The second part of the bomb was the wire that led to the triggering device. The triggering device was actually plastic and aluminum. Once the parts were together, the device was armed. When Devereaux opened the door of the room, he would pull the trigger on his own bomb and send himself to his own death. It had not worked in that room in Washington but Henry McGee didn’t have time to fool around with Devereaux, time to stalk him and shoot him down. This was going to have to do. It would do. Even a cat runs out of lives; Devereaux wouldn’t survive again.

And the beauty part was that Devereaux wouldn’t expect it again. Not twice. Not from the same man.

Henry McGee began to hum as he worked in the half darkness of the anonymous hotel room. Great London was mute beyond the double-paned windows and the throb of traffic stilled.

Arming the trigger was like operating a money clip that has a spring to hold the money against the metal side. Once the spring is pushed down, the tension holds the paper currency tight; and once the spring is released, the money slips away.

He was humming “Amazing Grace,” he realized. What dim time in memory of childhood had the song been retrieved from? The Methodist church in the village in the bleak Alaskan tundra where he was raised?

“… that saved a wretch like me? I once was lost, but now I’m found, Was blind but now I see…”

There. It was finished. He got up from the chair and went to the door.

He paused at the knock.

Who the hell was knocking at the door? Devereaux wasn’t knocking at the door of his own room. The bed was made, it was late morning, it couldn’t be the maid again.

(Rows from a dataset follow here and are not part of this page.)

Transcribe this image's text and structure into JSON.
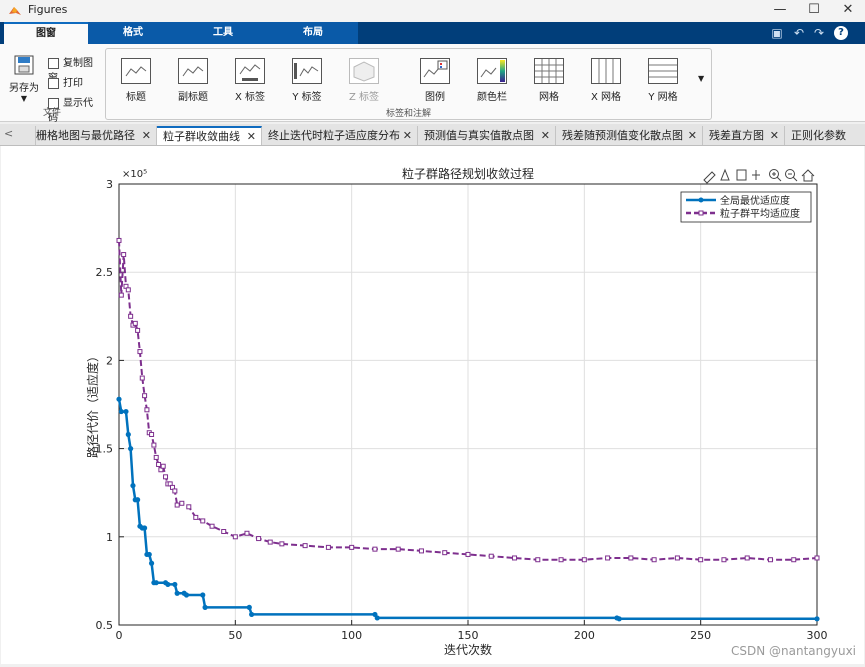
{
  "window": {
    "title": "Figures",
    "minimize": "—",
    "maximize": "☐",
    "close": "✕"
  },
  "ribbon_tabs": [
    {
      "label": "图窗",
      "active": true
    },
    {
      "label": "格式",
      "active": false
    },
    {
      "label": "工具",
      "active": false
    },
    {
      "label": "布局",
      "active": false
    }
  ],
  "quick_access": {
    "save": "save-icon",
    "undo": "undo-icon",
    "redo": "redo-icon",
    "help": "?"
  },
  "file_group": {
    "label": "文件",
    "save_as": "另存为",
    "copy_figure": "复制图窗",
    "print": "打印",
    "show_code": "显示代码"
  },
  "anno_group": {
    "label": "标签和注解",
    "buttons": [
      "标题",
      "副标题",
      "X 标签",
      "Y 标签",
      "Z 标签",
      "图例",
      "颜色栏",
      "网格",
      "X 网格",
      "Y 网格"
    ]
  },
  "doc_tabs": [
    {
      "label": "栅格地图与最优路径",
      "active": false
    },
    {
      "label": "粒子群收敛曲线",
      "active": true
    },
    {
      "label": "终止迭代时粒子适应度分布",
      "active": false
    },
    {
      "label": "预测值与真实值散点图",
      "active": false
    },
    {
      "label": "残差随预测值变化散点图",
      "active": false
    },
    {
      "label": "残差直方图",
      "active": false
    },
    {
      "label": "正则化参数",
      "active": false
    }
  ],
  "watermark": "CSDN @nantangyuxi",
  "chart_data": {
    "type": "line",
    "title": "粒子群路径规划收敛过程",
    "xlabel": "迭代次数",
    "ylabel": "路径代价（适应度）",
    "exponent_label": "×10⁵",
    "xlim": [
      0,
      300
    ],
    "ylim": [
      0.5,
      3
    ],
    "scale": 100000,
    "xticks": [
      0,
      50,
      100,
      150,
      200,
      250,
      300
    ],
    "yticks": [
      0.5,
      1,
      1.5,
      2,
      2.5,
      3
    ],
    "grid": true,
    "legend_position": "top-right",
    "series": [
      {
        "name": "全局最优适应度",
        "color": "#0072BD",
        "marker": "dot",
        "points": [
          [
            0,
            1.78
          ],
          [
            1,
            1.71
          ],
          [
            3,
            1.71
          ],
          [
            4,
            1.58
          ],
          [
            5,
            1.5
          ],
          [
            6,
            1.29
          ],
          [
            7,
            1.21
          ],
          [
            8,
            1.21
          ],
          [
            9,
            1.06
          ],
          [
            10,
            1.05
          ],
          [
            11,
            1.05
          ],
          [
            12,
            0.9
          ],
          [
            13,
            0.9
          ],
          [
            14,
            0.85
          ],
          [
            15,
            0.74
          ],
          [
            16,
            0.74
          ],
          [
            20,
            0.74
          ],
          [
            21,
            0.73
          ],
          [
            24,
            0.73
          ],
          [
            25,
            0.68
          ],
          [
            28,
            0.68
          ],
          [
            29,
            0.67
          ],
          [
            36,
            0.67
          ],
          [
            37,
            0.6
          ],
          [
            56,
            0.6
          ],
          [
            57,
            0.56
          ],
          [
            110,
            0.56
          ],
          [
            111,
            0.54
          ],
          [
            214,
            0.54
          ],
          [
            215,
            0.535
          ],
          [
            300,
            0.535
          ]
        ]
      },
      {
        "name": "粒子群平均适应度",
        "color": "#7E2F8E",
        "marker": "square",
        "dashed": true,
        "points": [
          [
            0,
            2.68
          ],
          [
            1,
            2.37
          ],
          [
            2,
            2.6
          ],
          [
            3,
            2.42
          ],
          [
            4,
            2.4
          ],
          [
            5,
            2.25
          ],
          [
            6,
            2.2
          ],
          [
            7,
            2.21
          ],
          [
            8,
            2.17
          ],
          [
            9,
            2.05
          ],
          [
            10,
            1.9
          ],
          [
            11,
            1.8
          ],
          [
            12,
            1.72
          ],
          [
            13,
            1.59
          ],
          [
            14,
            1.58
          ],
          [
            15,
            1.52
          ],
          [
            16,
            1.45
          ],
          [
            17,
            1.41
          ],
          [
            18,
            1.38
          ],
          [
            19,
            1.4
          ],
          [
            20,
            1.34
          ],
          [
            21,
            1.3
          ],
          [
            22,
            1.3
          ],
          [
            23,
            1.28
          ],
          [
            24,
            1.26
          ],
          [
            25,
            1.18
          ],
          [
            27,
            1.19
          ],
          [
            30,
            1.17
          ],
          [
            33,
            1.11
          ],
          [
            36,
            1.09
          ],
          [
            40,
            1.06
          ],
          [
            45,
            1.03
          ],
          [
            50,
            1.0
          ],
          [
            55,
            1.02
          ],
          [
            60,
            0.99
          ],
          [
            65,
            0.97
          ],
          [
            70,
            0.96
          ],
          [
            80,
            0.95
          ],
          [
            90,
            0.94
          ],
          [
            100,
            0.94
          ],
          [
            110,
            0.93
          ],
          [
            120,
            0.93
          ],
          [
            130,
            0.92
          ],
          [
            140,
            0.91
          ],
          [
            150,
            0.9
          ],
          [
            160,
            0.89
          ],
          [
            170,
            0.88
          ],
          [
            180,
            0.87
          ],
          [
            190,
            0.87
          ],
          [
            200,
            0.87
          ],
          [
            210,
            0.88
          ],
          [
            220,
            0.88
          ],
          [
            230,
            0.87
          ],
          [
            240,
            0.88
          ],
          [
            250,
            0.87
          ],
          [
            260,
            0.87
          ],
          [
            270,
            0.88
          ],
          [
            280,
            0.87
          ],
          [
            290,
            0.87
          ],
          [
            300,
            0.88
          ]
        ]
      }
    ]
  }
}
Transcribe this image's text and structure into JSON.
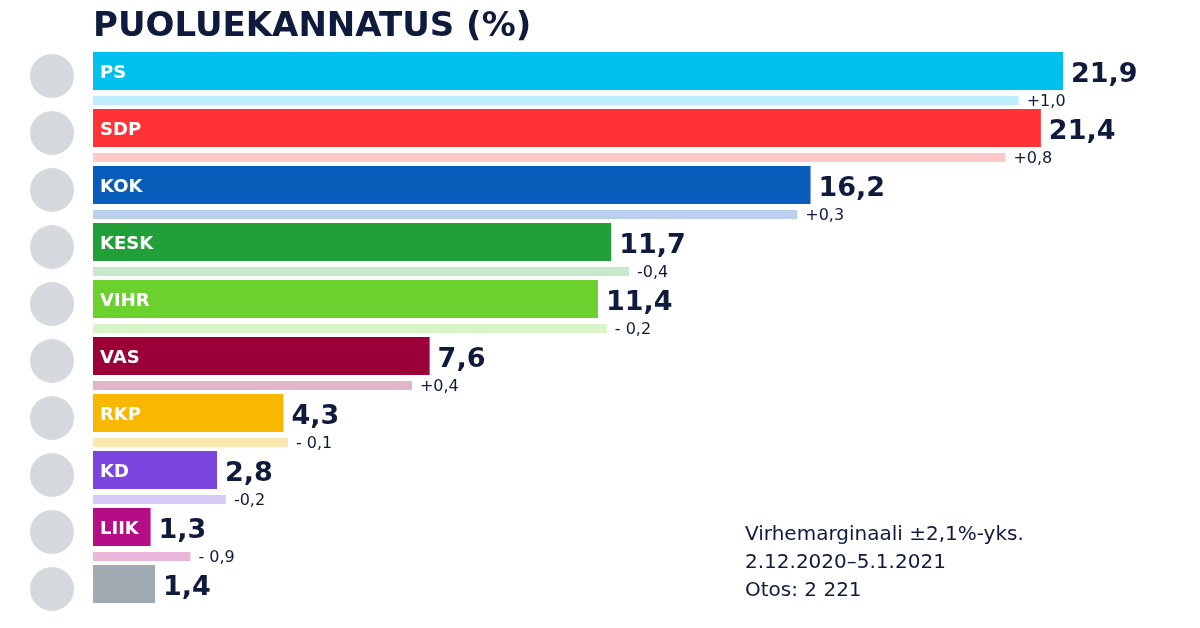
{
  "chart_data": {
    "type": "bar",
    "orientation": "horizontal",
    "title": "PUOLUEKANNATUS (%)",
    "categories": [
      "PS",
      "SDP",
      "KOK",
      "KESK",
      "VIHR",
      "VAS",
      "RKP",
      "KD",
      "LIIK",
      null
    ],
    "series": [
      {
        "values": [
          21.9,
          21.4,
          16.2,
          11.7,
          11.4,
          7.6,
          4.3,
          2.8,
          1.3,
          1.4
        ],
        "colors": [
          "#00c0ee",
          "#ff3336",
          "#0a5cba",
          "#21a03a",
          "#6cd12e",
          "#9b0038",
          "#f8b800",
          "#7d45e0",
          "#b40d86",
          "#a0aab2"
        ],
        "value_labels": [
          "21,9",
          "21,4",
          "16,2",
          "11,7",
          "11,4",
          "7,6",
          "4,3",
          "2,8",
          "1,3",
          "1,4"
        ]
      },
      {
        "values": [
          20.9,
          20.6,
          15.9,
          12.1,
          11.6,
          7.2,
          4.4,
          3.0,
          2.2,
          null
        ],
        "colors": [
          "#bfeefb",
          "#ffc9ca",
          "#bad0ec",
          "#c6e8cb",
          "#d9f4c8",
          "#e2b4c8",
          "#fde7b0",
          "#d8caf6",
          "#e8b6d9",
          null
        ]
      }
    ],
    "annotations": [
      {
        "text": "+1,0",
        "x": 20.9,
        "y": "PS"
      },
      {
        "text": "+0,8",
        "x": 20.6,
        "y": "SDP"
      },
      {
        "text": "+0,3",
        "x": 15.9,
        "y": "KOK"
      },
      {
        "text": "-0,4",
        "x": 12.1,
        "y": "KESK"
      },
      {
        "text": "- 0,2",
        "x": 11.6,
        "y": "VIHR"
      },
      {
        "text": "+0,4",
        "x": 7.2,
        "y": "VAS"
      },
      {
        "text": "- 0,1",
        "x": 4.4,
        "y": "RKP"
      },
      {
        "text": "-0,2",
        "x": 3.0,
        "y": "KD"
      },
      {
        "text": "- 0,9",
        "x": 2.2,
        "y": "LIIK"
      },
      "Virhemarginaali ±2,1%-yks.",
      "2.12.2020–5.1.2021",
      "Otos: 2 221"
    ]
  }
}
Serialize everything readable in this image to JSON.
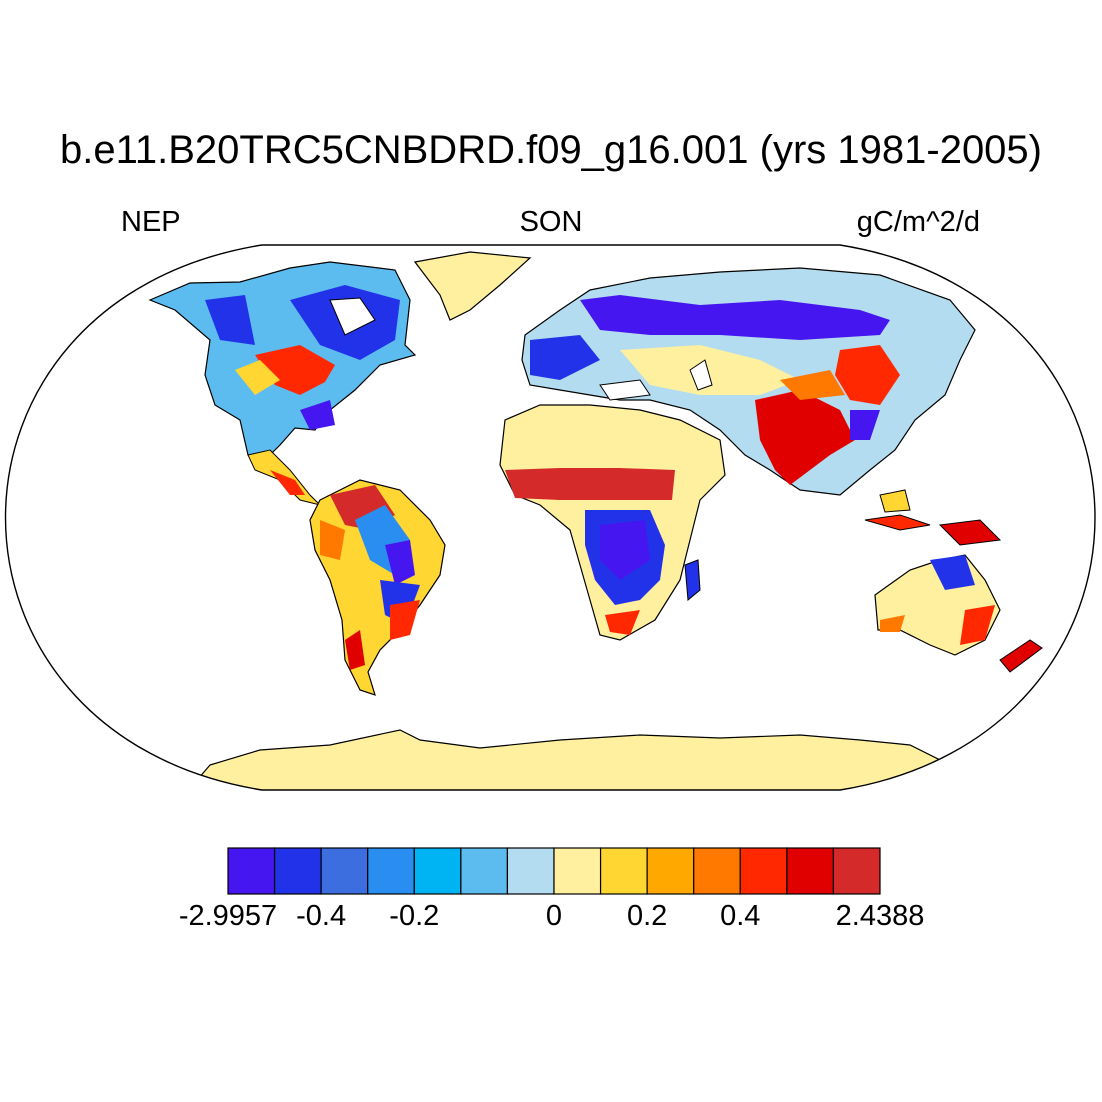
{
  "title": "b.e11.B20TRC5CNBDRD.f09_g16.001 (yrs 1981-2005)",
  "left_label": "NEP",
  "center_label": "SON",
  "right_label": "gC/m^2/d",
  "colorbar": {
    "colors": [
      "#4616f0",
      "#2232e8",
      "#3c6ee0",
      "#2a8ef0",
      "#00b4f4",
      "#5cbcf0",
      "#b4dcf0",
      "#fff0a0",
      "#ffd632",
      "#ffa800",
      "#ff7800",
      "#ff2800",
      "#e00000",
      "#d42a2a"
    ],
    "labels": [
      {
        "text": "-2.9957",
        "boundary": 0
      },
      {
        "text": "-0.4",
        "boundary": 2
      },
      {
        "text": "-0.2",
        "boundary": 4
      },
      {
        "text": "0",
        "boundary": 7
      },
      {
        "text": "0.2",
        "boundary": 9
      },
      {
        "text": "0.4",
        "boundary": 11
      },
      {
        "text": "2.4388",
        "boundary": 14
      }
    ]
  },
  "map": {
    "projection": "robinson",
    "ocean_color": "#ffffff",
    "antarctica_color": "#fff0a0"
  }
}
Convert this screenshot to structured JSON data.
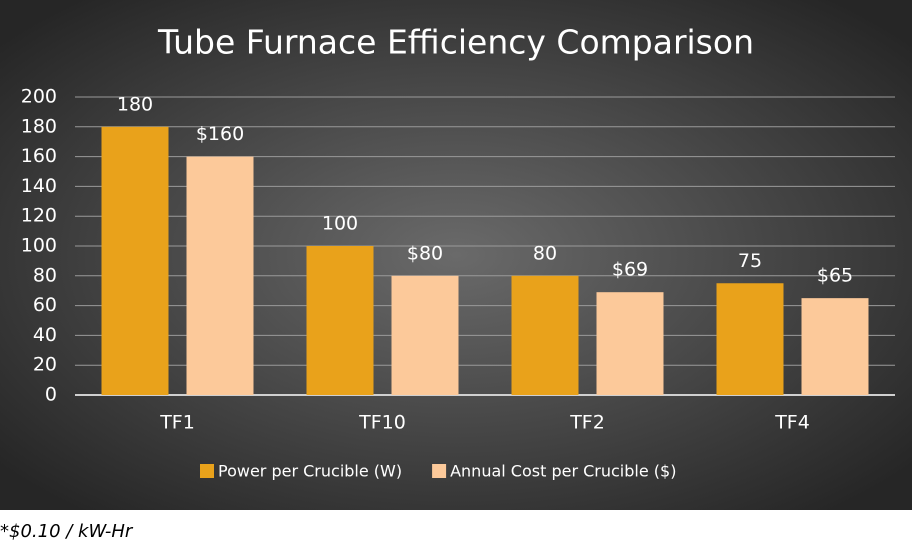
{
  "chart_data": {
    "type": "bar",
    "title": "Tube Furnace Efficiency Comparison",
    "categories": [
      "TF1",
      "TF10",
      "TF2",
      "TF4"
    ],
    "series": [
      {
        "name": "Power per Crucible (W)",
        "color": "#e9a21b",
        "values": [
          180,
          100,
          80,
          75
        ]
      },
      {
        "name": "Annual Cost per Crucible ($)",
        "color": "#fcc99a",
        "values": [
          160,
          80,
          69,
          65
        ],
        "value_labels": [
          "$160",
          "$80",
          "$69",
          "$65"
        ]
      }
    ],
    "ylim": [
      0,
      200
    ],
    "yticks": [
      0,
      20,
      40,
      60,
      80,
      100,
      120,
      140,
      160,
      180,
      200
    ],
    "grid": true,
    "legend": "bottom",
    "note": "*$0.10 / kW-Hr"
  }
}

He listened to the knock again. And then he heard the voice.

“Dev.”

Jesus Christ. He smiled. A fucking girl. Devereaux was nearly as much of a cocksman as he was.

He went to the door and opened it.

It was her.

The girl in the parking lot. The girlfriend. Rita Macklin. They both fucking didn’t die. He had killed them both and they both didn’t die.

She just stared at him because she had never seen him before but she knew — knew right to her heart — exactly who he was. She was before the beast and it took her breath away for a moment and then she realized the beast could move.

He reached for her arm just as she had decided to turn and run down the hall.

He pulled her into the room and slammed the door with his foot. She started to scream and he slapped her very hard across the face and the blow stunned her to silence. He pushed her down on the bed and knelt over her and grinned down at her.

“You got more than one life, too, huh, honey? You know I was the one shot you. You went down easy enough, you must be a late kill, huh? You and Devereaux. What’s Devereaux’s girlfriend look like under those clothes?”

He had knelt on her arms and all she could do was shake her head back and forth in struggle. Henry grinned at her helplessness and then he thought about it. He really didn’t know how much time he had and the girl was a complication.

Damn, he nearly said aloud.

Slowly, he crawled off her. He could use the sheets, he decided, and pulled a knife out of his pocket. She gasped and thought it was meant for her.

Henry smiled. “No, honey, I ain’t got time for folderol today. After tomorrow, I’ll have plenty of time and money but you won’t be around after tomorrow. So why don’t we just end it here, what do you say?”

“What the hell are you talking about?”

He grabbed the top sheet and started a tear with the knife. She was dressed for travel — jeans, sweater, flat jogging shoes — and she started to get up from the bed.